As this who hit the gym frequently enough know, obtaining the perfect body can be harder than it looks. Most people, whether male or female, want neither to be hulking, overly muscled bodybuilders nor pudgy, out-of-shape couch potatoes. The most common ideal for virtually everyone who cares about fitness, instead, is one where well-sculpted, body-appropriate muscles show themselves through a minimum of fat.
In fact, studies into romantic attraction show that such body types are some of the most desired characteristics for partners. That fact explains why so many people work so hard in the gym to reach that ideal, and also why falling short can be so difficult for many people to accept.
There are good reasons why so many people fail to meet their goals of this sort, too. Building muscle in the body is a process that takes a surprising amount in the way of nutrition, with both large amounts of protein and sufficient overall caloric intake being critical to the process. Dedicated weightlifters and body builders have long recognized this by supplying their bodies with numbers of calories that would shock many laymen, in an effort to pile on the muscle while they trained.
Of course, diets of that sort fight against the other component of the ideal that many people hold so dear. Simply eating enough protein and calories while lifting weights extensively might help to build bulk, but it will generally contribute to the adding-on of fat, too, something that few people are interested in doing.
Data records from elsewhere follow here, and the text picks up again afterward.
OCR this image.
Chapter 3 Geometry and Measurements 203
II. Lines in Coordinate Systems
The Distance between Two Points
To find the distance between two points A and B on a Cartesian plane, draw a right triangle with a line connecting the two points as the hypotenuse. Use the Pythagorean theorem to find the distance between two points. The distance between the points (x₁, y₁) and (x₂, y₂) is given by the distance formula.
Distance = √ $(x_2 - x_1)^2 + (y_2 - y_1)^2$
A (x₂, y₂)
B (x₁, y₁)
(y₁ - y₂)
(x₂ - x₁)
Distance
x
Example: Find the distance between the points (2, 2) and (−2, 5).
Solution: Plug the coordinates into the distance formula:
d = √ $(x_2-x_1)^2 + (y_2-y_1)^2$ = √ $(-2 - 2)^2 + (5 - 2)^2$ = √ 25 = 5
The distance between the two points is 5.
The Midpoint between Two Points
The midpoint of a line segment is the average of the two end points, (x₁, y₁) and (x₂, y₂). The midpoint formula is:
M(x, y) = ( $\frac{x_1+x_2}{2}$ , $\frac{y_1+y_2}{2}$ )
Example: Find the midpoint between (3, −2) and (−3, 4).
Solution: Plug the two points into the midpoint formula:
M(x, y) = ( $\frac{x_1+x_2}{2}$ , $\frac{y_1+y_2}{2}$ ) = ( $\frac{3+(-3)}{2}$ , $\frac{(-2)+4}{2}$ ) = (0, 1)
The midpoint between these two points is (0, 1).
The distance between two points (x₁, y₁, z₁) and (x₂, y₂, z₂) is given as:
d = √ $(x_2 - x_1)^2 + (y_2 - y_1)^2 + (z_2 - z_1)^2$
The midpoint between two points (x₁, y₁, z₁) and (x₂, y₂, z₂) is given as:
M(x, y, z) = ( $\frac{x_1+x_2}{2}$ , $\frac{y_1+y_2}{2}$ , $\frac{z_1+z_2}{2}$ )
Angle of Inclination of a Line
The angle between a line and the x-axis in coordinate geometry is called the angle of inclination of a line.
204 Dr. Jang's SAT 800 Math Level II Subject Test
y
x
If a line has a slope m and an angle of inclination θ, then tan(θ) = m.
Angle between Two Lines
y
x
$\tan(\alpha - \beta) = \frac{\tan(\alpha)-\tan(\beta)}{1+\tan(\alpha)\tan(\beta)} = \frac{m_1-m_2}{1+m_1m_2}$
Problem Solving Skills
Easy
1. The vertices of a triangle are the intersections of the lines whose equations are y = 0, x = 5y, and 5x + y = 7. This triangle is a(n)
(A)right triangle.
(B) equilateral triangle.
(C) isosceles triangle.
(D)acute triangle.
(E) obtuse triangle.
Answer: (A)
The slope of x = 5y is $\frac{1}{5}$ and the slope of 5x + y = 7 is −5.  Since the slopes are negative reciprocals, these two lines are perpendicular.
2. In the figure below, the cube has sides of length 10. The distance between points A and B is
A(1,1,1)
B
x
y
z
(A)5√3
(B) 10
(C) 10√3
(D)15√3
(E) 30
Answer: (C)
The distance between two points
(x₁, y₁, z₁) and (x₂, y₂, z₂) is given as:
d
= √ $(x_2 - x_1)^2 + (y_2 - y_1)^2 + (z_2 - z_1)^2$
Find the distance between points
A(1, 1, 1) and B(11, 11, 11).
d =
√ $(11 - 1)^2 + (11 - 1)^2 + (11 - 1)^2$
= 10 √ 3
For body builders, the answer is often to break their training up into two phases, each with a different goal. In the main part, they work as hard as possible to add muscle to their bodies, not worrying so much about any fat accumulations that may result. Then, when they are close to competition time, they begin a phase known as “cutting,” where they lay off the heavy exercise somewhat, switching it up to emphasize more cardiovascular work, and cut down greatly on their caloric intake. Performed successfully, the result is the appearance of lean muscle that so many seek, albeit typically in a somewhat exaggerated form.